I rarely consciously notice the Google Ads in my Gmail inbox, but I guess I do, because my eye fell on this advertisement today:

It is from one of the cheminformatics companies around, and if you wonder why I blog about it, you have a fair point. My point is that I have heard someone very, very knowledgeable person in the field (she might remember me commenting on it) say this about a year ago in Boston. As you probably assume, I disagreed. But I may be wrong, of course. So, I'll bring it up as a discussion point in my blog.

Seriously, if cheminformatics was solved, why are we predicting chemical properties so badly then? Why isn't molecular docking a push-button technology? Why do virtual screening methods fail so often at an (industrial) level (there is enough literature about this; just google a bit)? And why do so many databases get their chemical structures and mixtures wrong (or even distinguish clearly between them)?

Well, clearly, they have been using software from the wrong company. Fairly, there is something to be said there. Some software around do not take specifications seriously (count the number of tools that implement the MDL molfile to the letter; disregarding the unclear or inconsistent parts). And then there are bugs (those who claim their software is 100% bug-free cast the first stone). And user requirements (which not uncommonly lead to deliberately breaking of established standards).
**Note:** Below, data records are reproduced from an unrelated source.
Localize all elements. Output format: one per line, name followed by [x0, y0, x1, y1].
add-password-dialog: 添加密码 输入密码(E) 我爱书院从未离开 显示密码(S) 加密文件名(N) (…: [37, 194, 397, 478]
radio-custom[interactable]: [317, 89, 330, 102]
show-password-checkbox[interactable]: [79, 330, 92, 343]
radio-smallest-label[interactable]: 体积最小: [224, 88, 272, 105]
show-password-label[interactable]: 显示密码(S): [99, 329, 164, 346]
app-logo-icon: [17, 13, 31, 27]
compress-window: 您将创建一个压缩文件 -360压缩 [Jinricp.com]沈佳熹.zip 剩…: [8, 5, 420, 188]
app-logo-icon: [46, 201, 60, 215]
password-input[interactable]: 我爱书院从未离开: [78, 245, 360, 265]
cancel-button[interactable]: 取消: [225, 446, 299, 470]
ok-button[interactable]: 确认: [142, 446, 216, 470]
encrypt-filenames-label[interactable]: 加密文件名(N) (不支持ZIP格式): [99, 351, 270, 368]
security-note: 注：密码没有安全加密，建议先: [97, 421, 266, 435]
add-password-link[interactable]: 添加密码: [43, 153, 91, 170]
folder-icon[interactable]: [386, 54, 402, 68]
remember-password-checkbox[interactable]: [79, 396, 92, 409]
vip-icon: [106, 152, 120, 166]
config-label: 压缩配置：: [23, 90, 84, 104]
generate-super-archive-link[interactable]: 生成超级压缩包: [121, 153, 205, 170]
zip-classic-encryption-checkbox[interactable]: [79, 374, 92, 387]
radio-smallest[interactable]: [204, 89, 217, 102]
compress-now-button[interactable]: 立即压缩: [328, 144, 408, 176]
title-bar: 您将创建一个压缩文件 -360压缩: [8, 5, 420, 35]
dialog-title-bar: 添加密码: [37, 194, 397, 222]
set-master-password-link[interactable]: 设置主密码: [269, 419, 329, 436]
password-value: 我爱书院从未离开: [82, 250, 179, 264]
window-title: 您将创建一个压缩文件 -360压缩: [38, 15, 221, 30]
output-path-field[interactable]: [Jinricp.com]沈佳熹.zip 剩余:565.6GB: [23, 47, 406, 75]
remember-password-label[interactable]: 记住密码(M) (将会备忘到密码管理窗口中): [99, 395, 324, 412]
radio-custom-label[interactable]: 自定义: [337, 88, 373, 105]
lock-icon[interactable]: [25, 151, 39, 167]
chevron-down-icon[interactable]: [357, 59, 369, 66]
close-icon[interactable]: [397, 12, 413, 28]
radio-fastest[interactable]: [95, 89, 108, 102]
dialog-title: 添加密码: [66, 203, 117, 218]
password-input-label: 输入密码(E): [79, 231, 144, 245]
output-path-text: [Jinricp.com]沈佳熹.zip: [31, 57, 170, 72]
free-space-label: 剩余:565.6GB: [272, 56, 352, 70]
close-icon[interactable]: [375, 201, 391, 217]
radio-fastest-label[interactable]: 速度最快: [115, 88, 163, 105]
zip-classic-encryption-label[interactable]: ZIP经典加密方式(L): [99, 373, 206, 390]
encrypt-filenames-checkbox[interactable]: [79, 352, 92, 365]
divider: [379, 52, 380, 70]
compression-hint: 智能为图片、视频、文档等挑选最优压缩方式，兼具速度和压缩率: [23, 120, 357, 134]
Sadly, cheminformatics is a field with few gold standards. Try looking around for freely (as in speech) available data sets you can use to test your implementation against. You will not find much (and please email me anything you find; or leave it as a comment in this blog). How many software tools you see around report the prediction error in the user documentation, with full detail on validation? How many users actually ask for full disclore when they negotiate a license with a commercial cheminformatics vendor (really interesting question! I love to read some numbers based on a survey on that!)? No one really know or wants to know how well available tools 'solve' cheminformatics (except those who actually wrote the code).

Let's put all this aside; there is another aspect. Last year Rich Apodoca organized an important session at the ACS meeting in Boston on new representations in cheminformatics. Why in the world would he be doing that if cheminformatics was solved? Cheminformatics is a field of corner cases. Hydrogens always have a single neighbor, except when it doesn't. Carbons only have four neighbors, unless there is a double bond when they have three, or a triple bond when they have two neighbors. Except when they have five neighbors. Or have a charge. Or a single electron.

Now, you might wonder if the CDK is the solution here. Obviously, if I am aware cheminformatics is not solved, the CDK must do a great job at at least doing the best job it can, right?. We would love to. With "some" more funding we would have a go at it. But the CDK is behind proprietary products resulting from cheminformaticians that started long before most CDK developers have. I would not dare judging the accuracy of the "Cheminformatics? Solved." claim based on the CDK project. All we try is to be transparent in how we try to solve things.

So, that brings me back to the advertisement. Should I really belief that this company solved cheminformatics? Should I trust them to take the field seriously if they claim they did it? These are rhetorical questions, and there is no right answer. I just think the ad was badly captioned.